Dissociative experience in unipolar and bipolar depression: exploring the great divide
Unipolar (UD) and bipolar (BD) depression differ strikingly in respect to neurobiology, course and management, but their apparent clinical similarity often leads to misdiagnosis resulting in chronicity of course and treatment failure. In this study we have tried to assess whether UD and BD can be differentiated on the basis of their dissociative symptoms.
36 UD and 35 BD in active episodes, without any psychiatric comorbidity were selected from outpatient department and compared for depressive and dissociative symptoms using Hamilton Depression Rating Scale and Dissociative Experience Scale-II.
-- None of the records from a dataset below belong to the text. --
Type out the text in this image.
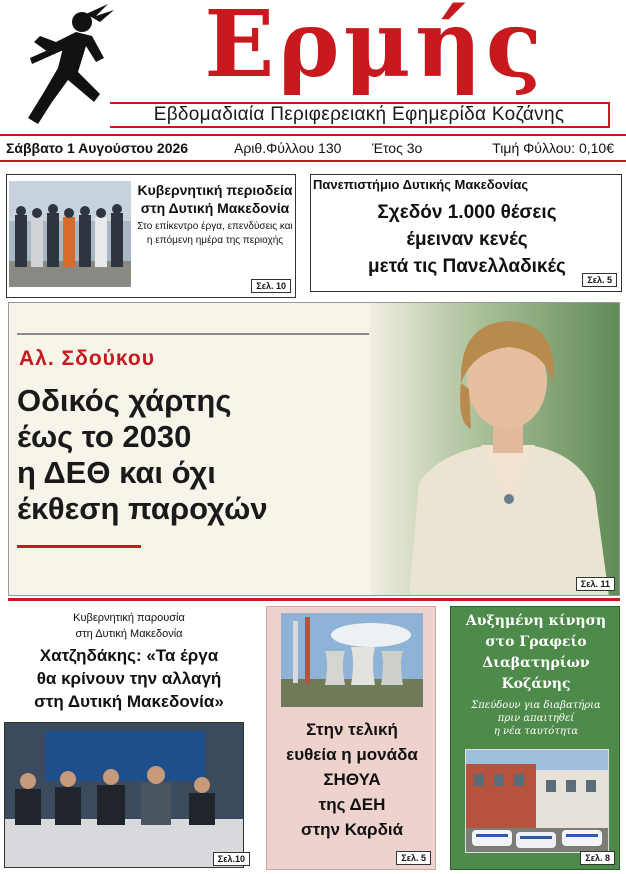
Ερμής
Εβδομαδιαία Περιφερειακή Εφημερίδα Κοζάνης
Σάββατο 1 Αυγούστου 2026	Αριθ.Φύλλου 130 Έτος 3ο	Τιμή Φύλλου: 0,10€
Κυβερνητική περιοδεία στη Δυτική Μακεδονία
Στο επίκεντρο έργα, επενδύσεις και η επόμενη ημέρα της περιοχής
Σελ. 10
Πανεπιστήμιο Δυτικής Μακεδονίας
Σχεδόν 1.000 θέσεις
έμειναν κενές
μετά τις Πανελλαδικές
Σελ. 5
Αλ. Σδούκου
Οδικός χάρτης
έως το 2030
η ΔΕΘ και όχι
έκθεση παροχών
Σελ. 11
Κυβερνητική παρουσία
στη Δυτική Μακεδονία
Χατζηδάκης: «Τα έργα
θα κρίνουν την αλλαγή
στη Δυτική Μακεδονία»
Σελ.10
Στην τελική
ευθεία η μονάδα
ΣΗΘΥΑ
της ΔΕΗ
στην Καρδιά
Σελ. 5
Αυξημένη κίνηση
στο Γραφείο
Διαβατηρίων
Κοζάνης
Σπεύδουν για διαβατήρια
πριν απαιτηθεί
η νέα ταυτότητα
Σελ. 8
We found that thought the two groups didn’t differ in terms of the socio-demographic or clinical variables, BD group had significantly higher dissociative experience (U=343, P= 0.001) than UD and the difference remained significant even after adjusting for the confounding factors.
Our study shows that dissociative symptoms are significantly more prevalent in the depressive episodes of bipolar affective disorder as compared to the unipolar depression and can be an important tool in differentiating between the two disorders with very similar clinical profile. The difference can be measured using a simple self report questionnaire like DES-II.